Nov 172010
 

December 2050. As he punched in the security code that snowy night at the armed entrance of the gated community, Ricketts Glen, at the corner of Clark and Addison in Chicago, the wind was so cold that his hands felt as if he had plunged them in fire. The vacant, snow flake stares of the street people cowering in front of the Hyatt and Best Buy across the street were making her nervous, so he hurried to punch in the code. And he kept chattering. “You know there used to be a baseball stadium here. They called it Wrigley Field.”

“No way!” she said, shaking her long blonde hair back from her face and shivering all in one move. Her blue eyes wide. “I had heard there was like a church or something here?” He loved how most everything she said sounded like a question. Questions he pretty much knew the answers to. Maybe tonight would turn out better than he thought.

“Actually. . .” be began. He was being extra careful to try and sound smart. She had told him in the bar that she liked guys with big ah. . .brains; was the way she put it. That’s when she tossed off that killer smile. And he pretty much forgot everything after that. Except to try and sound smart. So he was trying to get the, ‘yeah, I’m older and that means I know stuff, kinda like a college professor’ kind of thing going. Starting sentences with words like “actually” seemed to fit. What he did not see was how her eyes zeroed in on his Ricketts Glen ID card when he pulled it out and signaled for another round of drinks. “Actually,” he said, “There was a church here. That was a really long time ago. A seminary. They trained ministers here. But the Clark Street bars got a little wild. That’s when they built the baseball park. Wrigley Field they called it. It was here until they tore it down to build Ricketts Glen.”

The security code took, he heard the buzzer, the green iron door whooshed open and he saw the man in the glass booth holding the Chinese made automatic weapon nod at him. He nodded back and then watched as she immediately unbuttoned her coat in the climate-controlled air. “Oh my God. It is like what, 69 in here or something?”

“To be precise, it’s kept at a constant 72 degrees Fahrenheit.” He said authoritatively. “So you like our little corner of the world?”

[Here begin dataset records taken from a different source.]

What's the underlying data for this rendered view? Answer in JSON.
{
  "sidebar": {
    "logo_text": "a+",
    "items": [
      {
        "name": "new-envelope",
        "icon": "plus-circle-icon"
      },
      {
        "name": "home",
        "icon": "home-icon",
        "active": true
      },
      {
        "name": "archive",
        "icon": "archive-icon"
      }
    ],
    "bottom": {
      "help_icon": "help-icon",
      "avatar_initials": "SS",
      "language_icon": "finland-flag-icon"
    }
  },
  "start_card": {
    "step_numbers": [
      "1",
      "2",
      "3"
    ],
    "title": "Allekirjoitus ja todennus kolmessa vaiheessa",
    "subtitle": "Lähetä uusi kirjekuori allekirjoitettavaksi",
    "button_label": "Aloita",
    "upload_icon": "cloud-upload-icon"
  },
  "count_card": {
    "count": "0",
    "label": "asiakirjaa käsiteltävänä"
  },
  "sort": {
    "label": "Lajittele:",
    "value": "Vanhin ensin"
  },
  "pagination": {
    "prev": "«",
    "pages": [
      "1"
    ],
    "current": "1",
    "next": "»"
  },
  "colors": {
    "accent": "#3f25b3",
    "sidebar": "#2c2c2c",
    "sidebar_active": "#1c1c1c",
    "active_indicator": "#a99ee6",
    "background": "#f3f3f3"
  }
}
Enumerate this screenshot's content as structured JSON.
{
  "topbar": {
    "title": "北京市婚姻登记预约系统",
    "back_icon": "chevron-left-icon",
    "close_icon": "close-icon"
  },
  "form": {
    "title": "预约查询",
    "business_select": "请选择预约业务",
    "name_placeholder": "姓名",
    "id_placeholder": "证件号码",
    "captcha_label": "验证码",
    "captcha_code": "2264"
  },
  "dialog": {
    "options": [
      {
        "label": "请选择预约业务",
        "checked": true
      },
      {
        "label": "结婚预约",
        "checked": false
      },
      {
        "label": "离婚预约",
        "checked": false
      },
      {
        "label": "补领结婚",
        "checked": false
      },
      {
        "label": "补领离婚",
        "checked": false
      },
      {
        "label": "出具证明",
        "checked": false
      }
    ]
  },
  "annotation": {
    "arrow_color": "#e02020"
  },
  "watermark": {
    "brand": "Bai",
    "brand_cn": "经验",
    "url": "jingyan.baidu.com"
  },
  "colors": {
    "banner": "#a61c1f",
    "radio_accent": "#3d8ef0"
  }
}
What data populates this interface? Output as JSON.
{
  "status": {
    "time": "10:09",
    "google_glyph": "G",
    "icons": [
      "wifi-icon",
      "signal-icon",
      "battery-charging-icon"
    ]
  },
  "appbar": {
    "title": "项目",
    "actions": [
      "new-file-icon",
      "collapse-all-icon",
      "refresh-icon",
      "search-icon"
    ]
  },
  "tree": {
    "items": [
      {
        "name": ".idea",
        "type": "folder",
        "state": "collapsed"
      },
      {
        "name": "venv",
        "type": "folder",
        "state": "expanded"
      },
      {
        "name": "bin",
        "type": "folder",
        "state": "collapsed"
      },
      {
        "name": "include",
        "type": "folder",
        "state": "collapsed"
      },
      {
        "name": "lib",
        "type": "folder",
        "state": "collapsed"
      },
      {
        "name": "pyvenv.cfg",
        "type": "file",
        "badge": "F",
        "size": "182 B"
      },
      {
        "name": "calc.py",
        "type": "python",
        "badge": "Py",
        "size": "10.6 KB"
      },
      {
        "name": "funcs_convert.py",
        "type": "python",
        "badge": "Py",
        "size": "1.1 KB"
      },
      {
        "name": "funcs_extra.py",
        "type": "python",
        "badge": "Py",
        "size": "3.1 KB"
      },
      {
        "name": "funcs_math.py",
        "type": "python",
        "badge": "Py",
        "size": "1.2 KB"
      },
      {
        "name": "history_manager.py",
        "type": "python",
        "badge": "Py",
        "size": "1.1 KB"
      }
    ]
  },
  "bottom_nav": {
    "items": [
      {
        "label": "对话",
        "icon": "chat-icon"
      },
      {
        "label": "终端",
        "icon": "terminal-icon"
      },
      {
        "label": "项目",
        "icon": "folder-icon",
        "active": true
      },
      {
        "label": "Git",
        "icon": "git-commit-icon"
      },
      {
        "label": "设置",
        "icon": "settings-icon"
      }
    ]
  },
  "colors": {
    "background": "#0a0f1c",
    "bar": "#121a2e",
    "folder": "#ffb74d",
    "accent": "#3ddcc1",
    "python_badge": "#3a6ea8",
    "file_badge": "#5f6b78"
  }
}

“I had like seen stories about places like this, but I’d never actually like been in one? So like, who is Ricketts?”

“Oh they were the family that owned the stadium and the baseball team.”

“So what happened? I mean look at this place,” she said, taking in the sweeping green grass lawns lit by artificial light designed to lower blood pressure, each of the homes with their own green space, gardens, streams sprinkling through the community all encased inside a translucent bubble thin as a microchip yet capable of deflecting a nuclear attack. “I mean this place is like heaven! These Ricketts people, they must have been like geniuses or something, right?”

“Well, depends on how you read history I guess,” I said like someone who should be smoking a pipe and wearing a faded corduroy blazer with patches on the elbow.

“The Ricketts kids bought the baseball team and the stadium for the same reason any of us would have. It was a toy. And their Daddy had the money, so why not?”

“Mmm,” she said, as we walked through the artificial summer air to my house.

“They wanted to fix up the stadium. So they did what any of the wealthy folks of that era would do. They went looking for other people’s money to pay for it.”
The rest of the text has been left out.